Soykırım kavramının tanımlanmasının ve suç olarak kabul edilmesinin mimarı Rafael Lemkin’dir. Polonya’da doğan bir Yahudi olan Lemkin henüz 21 yaşındayken Ermeni Soykırımı’nın baş mimarı Talat Paşa’nın, 1921’de Ermeni intikamcı Tehlerian tarafından öldürülmesinin ardından Berlin başlayan “Tehlerian Davası’ndan” çok etkilenir.

Üniversite’deki hocalarından biri ile yaptığı sohbete Lemkin, Talat Paşa’nın eylemleri nedeniyle yargılanıp yargılanamayacağını sorar. Hocası “Kümesi ve tavukları olan bir çiftçi düşün. Adam tavukların öldürebilir. Başkası müdahale ederse bu haneye tecavüz sayılır.” dediğinde dehşete düşer.

“Ama Ermeniler tavuk değil!” der Lemkin.

Lemkin artık “gerçeklikten” şüphe etmeye başlar, hocasının yanıtları anlamını yitirir onun nazarında. “Tehlerian bir kişiyi öldürünce suç ama Talat’ın bir milyondan fazla insanı öldürmesi nasıl suç değil!” diye düşünür ve isyan eder. Bunun duyduğu en büyük tutarsızlık olduğunu düşünür.

Davayla ilgilendikçe Ermenilerin nasıl kökünün kurtulduğunu anlamaya başlar. Öğrendikleri Lemkin’in hayatını değiştirir, filoloji eğitimini yarıda bırakır ve hukukçu olmaya karar verdi. Adaletsizliğe karşı bir savaş ilan eder kendi içinde.

Yıllar sonra Lemkin için “Egemenlik hakkının milyonlarca masum insanı öldürme hakkı olduğuna inanmıyordu.” denilir.

Aradan yıllar geçer, II. Dünya Savaşı ülkesi Polonya’yı alt üst eder. Holokost sürecinde sadece Yahudi oldukları için ailesinden 50 kişi öldürür. Lemkin, 1944’te “İşgal Altındaki Avrupa’da Mihver Egemenliği”nde kitabında bu suçun adını ilk kullanır: Soykırım.

1948’de Soykırım suçu kabul edilir. 1949’da bir söyleşinde bu konuyla nasıl ilgilenmeye başladığı sorulur “İlgilenmeye başladım çünkü birçok kez oldu, önce Ermenilerin başına geldi, ardından da Hitler harekete geçti.” der.

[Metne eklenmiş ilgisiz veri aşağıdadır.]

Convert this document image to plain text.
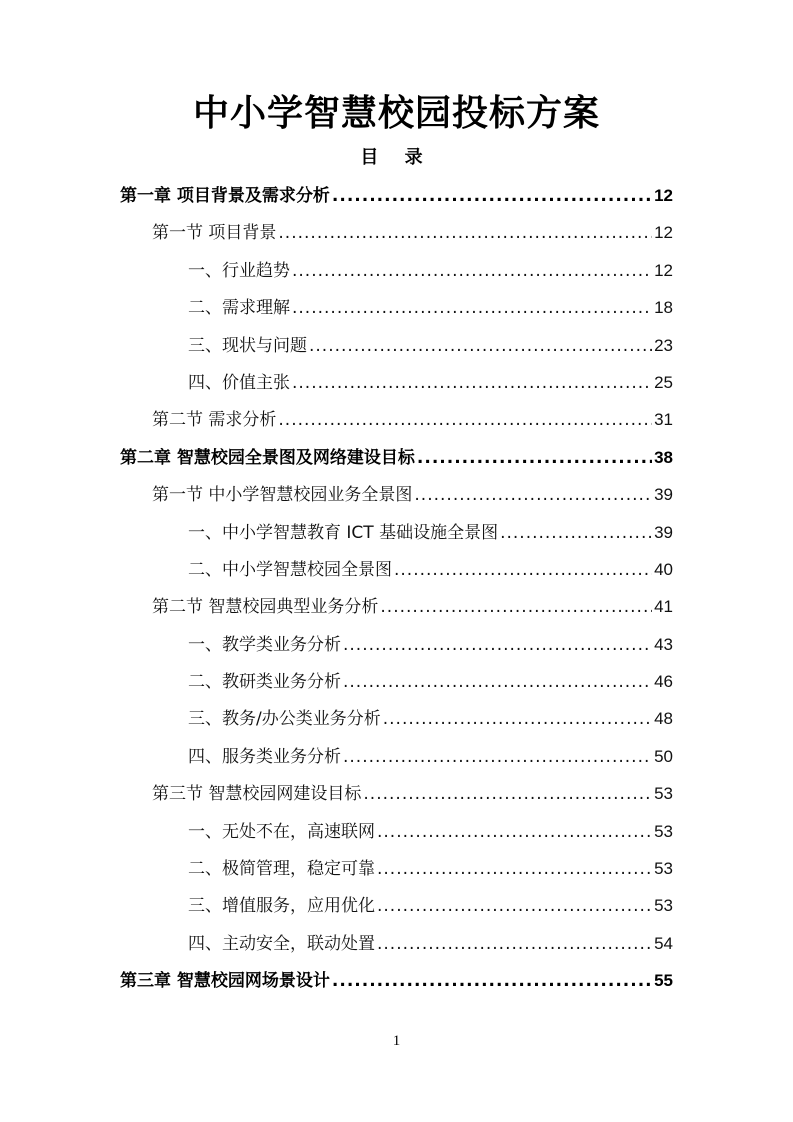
中小学智慧校园投标方案
目 录
第一章 项目背景及需求分析 .....	12
第一节 项目背景 .....	12
一、行业趋势 .....	12
二、需求理解 .....	18
三、现状与问题 .....	23
四、价值主张 .....	25
第二节 需求分析 .....	31
第二章 智慧校园全景图及网络建设目标 .....	38
第一节 中小学智慧校园业务全景图 .....	39
一、中小学智慧教育 ICT 基础设施全景图 .....	39
二、中小学智慧校园全景图 .....	40
第二节 智慧校园典型业务分析 .....	41
一、教学类业务分析 .....	43
二、教研类业务分析 .....	46
三、教务/办公类业务分析 .....	48
四、服务类业务分析 .....	50
第三节 智慧校园网建设目标 .....	53
一、无处不在，高速联网 .....	53
二、极简管理，稳定可靠 .....	53
三、增值服务，应用优化 .....	53
四、主动安全，联动处置 .....	54
第三章 智慧校园网场景设计 .....	55
1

Lemkin’in bu sözünde suçların tanınmadığı ve cezalandırılmadığı takdirde devam edeceği anlamı gizlidir.

Türkiye’de korkutucu bir yükseliş gösteren insanları ötekileştirme ve hedef gösterme gittikçe tehlikeli hale gelmekte. Örtülü ya da açık olarak bazı insanları yok etme çağrısında bulunanları belli ki daha önceki cezasızlıktan alıyorlar cesaretlerini ve güçlerini.

1915 Soykırımı’ndan daha acil bir konu var… Türkiye nereye gidiyor?

Dışişleri Bakanı Mevlüt Çavuşoğlu, Ermeni Soykırımı’nın 107. yıldönümünden bir gün önce, 23 Nisan’da Uruguay’da yürüyen Ermeni göstericilere içinde bulunduğu araçtan gülerek bozkurt işareti yaptı…

Bu inkâr değil, bu artık kontrolü tamamen kaybetmek…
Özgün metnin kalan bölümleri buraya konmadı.